IF 3.2 3区 医学 Q1 MEDICINE, GENERAL & INTERNAL Pub Date : 2025-01-01 Epub Date: 2024-10-27 DOI: 10.1007/s11739-024-03746-w
Na Yang, Wenlong Zhao, Yongchen Hao, Jun Liu, Jing Liu, Xuedong Zhao, Yan Yan, Shaoping Nie, Wei Gong

Cardiac rupture (CR) is fatal mechanical complication of ST-segment elevation myocardial infarction (STEMI). We systematically analyzed the clinical features of STEMI patients with CR, as well as predictors and treatments associated with risk of CR in contemporary era. In this nationwide database, 49,284 patients admitted within 48 h after STEMI were enrolled, and were stratified according to CR status. We analyzed patients' clinical characteristics, case fatality rate, and independent correlates of CR. A total of 188 (0.38%) patients had CR, of which 42.6% died during hospitalization. Older age, female gender, higher heart rate, history of diabetes, and worse cardiac function were risk factors of CR in patients with STEMI, while a previous history of myocardial infarction was associated with a reduced risk of CR. CR patients were less likely to undergo primary percutaneous coronary intervention (PCI). After adjustment, primary PCI was associated with 56% decreased risk of CR (OR 0.44, 95% CI 0.29-0.67). This result was consistent in the propensity-score matching analysis and inverse probability of treatment weighting analysis. CR was associated with high in-hospital mortality among STEMI patients. Multiple factors were associated with CR occurrence, primary PCI was associated with lower risk of CR, indicating that early intervention targeting the risk factors and implementation of primary PCI may improve its prognosis. Clinical trial registration ClinicalTrials.gov; Number: NCT02306616; URL: www.clinicaltrials.gov.

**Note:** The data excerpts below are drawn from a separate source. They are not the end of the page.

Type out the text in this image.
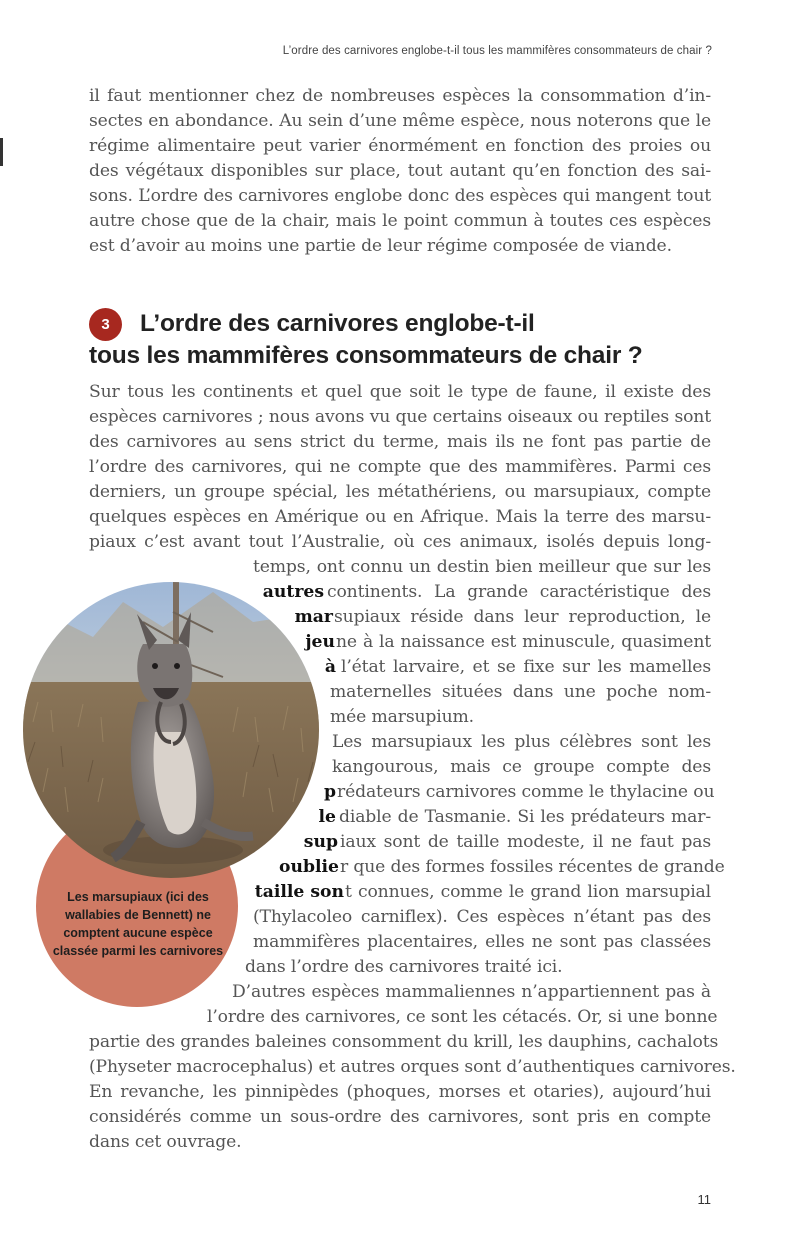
L’ordre des carnivores englobe-t-il tous les mammifères consommateurs de chair ?
il faut mentionner chez de nombreuses espèces la consommation d’in-
sectes en abondance. Au sein d’une même espèce, nous noterons que le
régime alimentaire peut varier énormément en fonction des proies ou
des végétaux disponibles sur place, tout autant qu’en fonction des sai-
sons. L’ordre des carnivores englobe donc des espèces qui mangent tout
autre chose que de la chair, mais le point commun à toutes ces espèces
est d’avoir au moins une partie de leur régime composée de viande.
3	L’ordre des carnivores englobe-t-il
tous les mammifères consommateurs de chair ?
Sur tous les continents et quel que soit le type de faune, il existe des
espèces carnivores ; nous avons vu que certains oiseaux ou reptiles sont
des carnivores au sens strict du terme, mais ils ne font pas partie de
l’ordre des carnivores, qui ne compte que des mammifères. Parmi ces
derniers, un groupe spécial, les métathériens, ou marsupiaux, compte
quelques espèces en Amérique ou en Afrique. Mais la terre des marsu-
piaux c’est avant tout l’Australie, où ces animaux, isolés depuis long-
temps, ont connu un destin bien meilleur que sur les
continents. La grande caractéristique des
supiaux réside dans leur reproduction, le
ne à la naissance est minuscule, quasiment
l’état larvaire, et se fixe sur les mamelles
maternelles situées dans une poche nom-
mée marsupium.
Les marsupiaux les plus célèbres sont les
kangourous, mais ce groupe compte des
rédateurs carnivores comme le thylacine ou
diable de Tasmanie. Si les prédateurs mar-
iaux sont de taille modeste, il ne faut pas
r que des formes fossiles récentes de grande
t connues, comme le grand lion marsupial
(Thylacoleo carniflex). Ces espèces n’étant pas des
mammifères placentaires, elles ne sont pas classées
dans l’ordre des carnivores traité ici.
D’autres espèces mammaliennes n’appartiennent pas à
l’ordre des carnivores, ce sont les cétacés. Or, si une bonne
autres
mar
jeu
à
p
le
sup
oublie
taille son
Les marsupiaux (ici des wallabies de Bennett) ne comptent aucune espèce classée parmi les carnivores
partie des grandes baleines consomment du krill, les dauphins, cachalots
(Physeter macrocephalus) et autres orques sont d’authentiques carnivores.
En revanche, les pinnipèdes (phoques, morses et otaries), aujourd’hui
considérés comme un sous-ordre des carnivores, sont pris en compte
dans cet ouvrage.
11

心脏破裂(CR)是ST段抬高型心肌梗死(STEMI)的致命机械并发症。我们系统分析了 STEMI 患者发生 CR 的临床特征,以及当代与 CR 风险相关的预测因素和治疗方法。在这个全国性数据库中,有 49,284 名患者在 STEMI 发生后 48 小时内入院,并根据 CR 状态进行了分层。我们分析了患者的临床特征、病死率和 CR 的独立相关因素。共有 188 例(0.38%)患者出现 CR,其中 42.6% 的患者在住院期间死亡。在 STEMI 患者中,年龄较大、女性、心率较快、糖尿病史和心功能较差是 CR 的风险因素,而既往心肌梗死史则与 CR 风险降低有关。CR患者接受初级经皮冠状动脉介入治疗(PCI)的可能性较低。经调整后,初级 PCI 与 CR 风险降低 56% 相关(OR 0.44,95% CI 0.29-0.67)。这一结果与倾向分数匹配分析和治疗加权逆概率分析结果一致。在 STEMI 患者中,CR 与较高的院内死亡率相关。多种因素与CR的发生有关,初级PCI与较低的CR风险有关,这表明针对危险因素的早期干预和初级PCI的实施可能会改善其预后。临床试验注册 ClinicalTrials.gov; Number:NCT02306616;网址:www.clinicaltrials.gov。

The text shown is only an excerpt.